Saturday, November 1, 2008

Greenchain answer

My stepfather, Al Sharpe, owned the Whithorn Lumber company sawmill when I lived in Whitethorn in the 1940s so I learned alot about the mill and the logging industry. The greenchain was a platform that had chains on either side of the top of it. When the logs were pulled out from the log pond, they were cut up into different size boards. The lumber was of course green and had not cured like the wood we put into a fireplace. Green wood is heavy with sap. The men would stand beside the greenchain and as it rolled the lumber along and pulled the boards off, according to size. They then carefully stacked them on a pile of lumber sitting just below their station. As the boards on the greenchain rolled past a man, he would pull 2x4s or 4x4s or other sizes that were the same size as the boards on his particular stack. It wouldn't do to have boards of different sizes on the same stack. The lumber could then be loaded on a truck for shipping according to order.

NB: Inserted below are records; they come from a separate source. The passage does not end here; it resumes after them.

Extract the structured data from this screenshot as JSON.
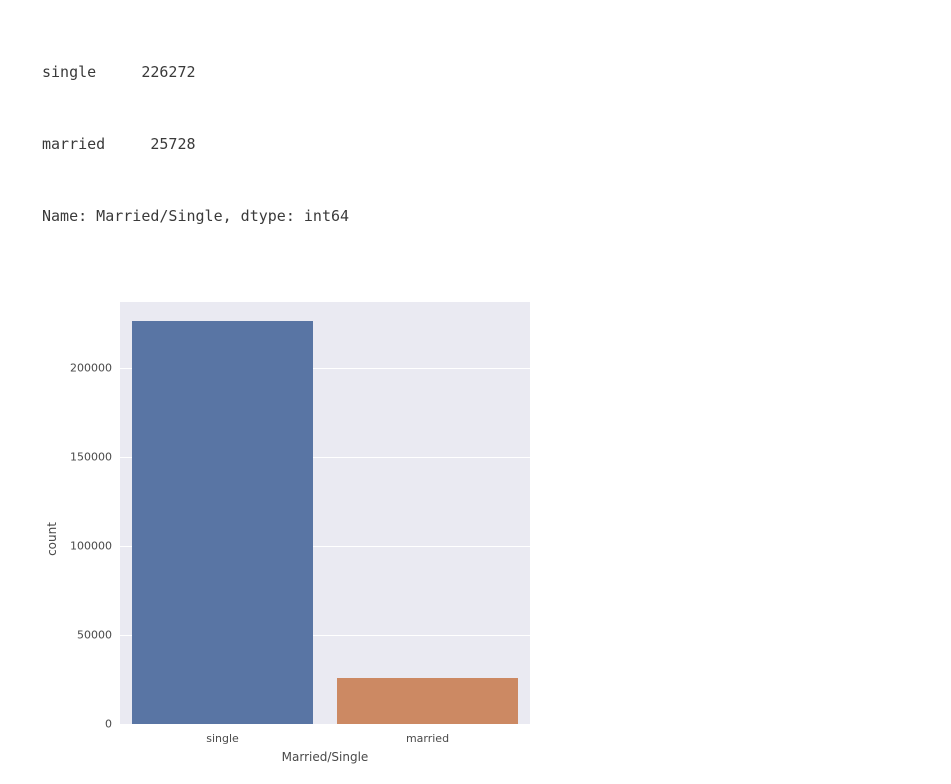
{
  "text_output": {
    "lines": [
      "single     226272",
      "married     25728",
      "Name: Married/Single, dtype: int64"
    ],
    "color": "#3a3a3a",
    "fontsize": 15
  },
  "chart": {
    "type": "bar",
    "plot_background": "#eaeaf2",
    "grid_color": "#ffffff",
    "tick_color": "#4a4a4a",
    "tick_fontsize": 11,
    "label_fontsize": 12,
    "ylabel": "count",
    "xlabel": "Married/Single",
    "ylim": [
      0,
      237000
    ],
    "yticks": [
      0,
      50000,
      100000,
      150000,
      200000
    ],
    "categories": [
      "single",
      "married"
    ],
    "values": [
      226272,
      25728
    ],
    "bar_colors": [
      "#5975a4",
      "#cc8963"
    ],
    "bar_width_rel": 0.44,
    "bar_positions_rel": [
      0.25,
      0.75
    ]
  }
}
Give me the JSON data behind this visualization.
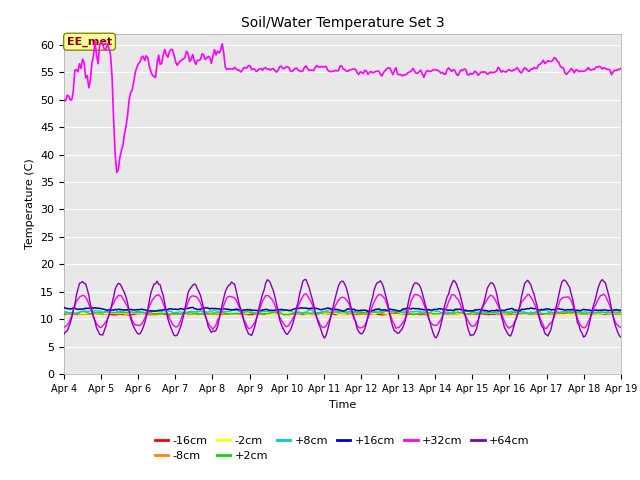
{
  "title": "Soil/Water Temperature Set 3",
  "xlabel": "Time",
  "ylabel": "Temperature (C)",
  "ylim": [
    0,
    62
  ],
  "yticks": [
    0,
    5,
    10,
    15,
    20,
    25,
    30,
    35,
    40,
    45,
    50,
    55,
    60
  ],
  "x_labels": [
    "Apr 4",
    "Apr 5",
    "Apr 6",
    "Apr 7",
    "Apr 8",
    "Apr 9",
    "Apr 10",
    "Apr 11",
    "Apr 12",
    "Apr 13",
    "Apr 14",
    "Apr 15",
    "Apr 16",
    "Apr 17",
    "Apr 18",
    "Apr 19"
  ],
  "legend_entries": [
    {
      "label": "-16cm",
      "color": "#ff0000"
    },
    {
      "label": "-8cm",
      "color": "#ff8800"
    },
    {
      "label": "-2cm",
      "color": "#ffff00"
    },
    {
      "label": "+2cm",
      "color": "#00dd00"
    },
    {
      "label": "+8cm",
      "color": "#00cccc"
    },
    {
      "label": "+16cm",
      "color": "#0000bb"
    },
    {
      "label": "+32cm",
      "color": "#ff00ff"
    },
    {
      "label": "+64cm",
      "color": "#8800bb"
    }
  ],
  "plot_bg": "#e8e8e8",
  "fig_bg": "#ffffff",
  "ee_met_box_color": "#ffff99",
  "ee_met_text_color": "#880000"
}
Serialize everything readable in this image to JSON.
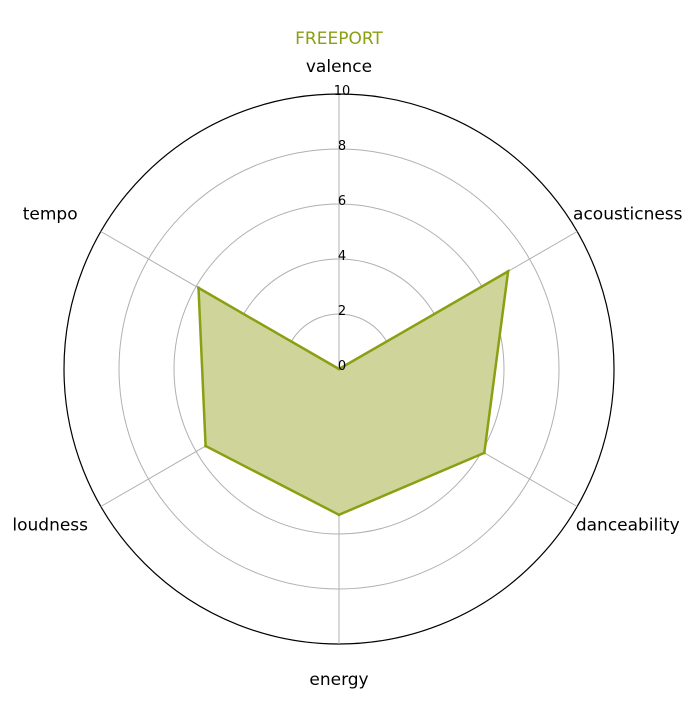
{
  "chart_data": {
    "type": "radar",
    "title": "FREEPORT",
    "title_color": "#8a9f12",
    "axes": [
      "valence",
      "acousticness",
      "danceability",
      "energy",
      "loudness",
      "tempo"
    ],
    "series": [
      {
        "values": [
          0.0,
          7.1,
          6.1,
          5.3,
          5.6,
          5.9
        ],
        "color": "#8a9f12",
        "fill": "#cfd59a"
      }
    ],
    "rlim": [
      0,
      10
    ],
    "ticks": [
      0,
      2,
      4,
      6,
      8,
      10
    ],
    "tick_labels": [
      "0",
      "2",
      "4",
      "6",
      "8",
      "10"
    ],
    "grid": true
  }
}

An interesting phenomena sometimes occurred when a man from a town such as Eureka, often called a "city slicker" hired on to pull the greenchain. City Slickers or people who lived outside the Whithorn Valley usually weren't welcome. When an "outsider" tried to pull the greenchain, the lumberjacks would have the greenchain speeded up so everyone had to pull faster. Of course the "outsider" who was generally not in shape for that kind of heavy work would fall behind. His boards would go to the end of the greenchain and fall off the end of it. This often resulted in the man giving up altogether or getting fired by the owner.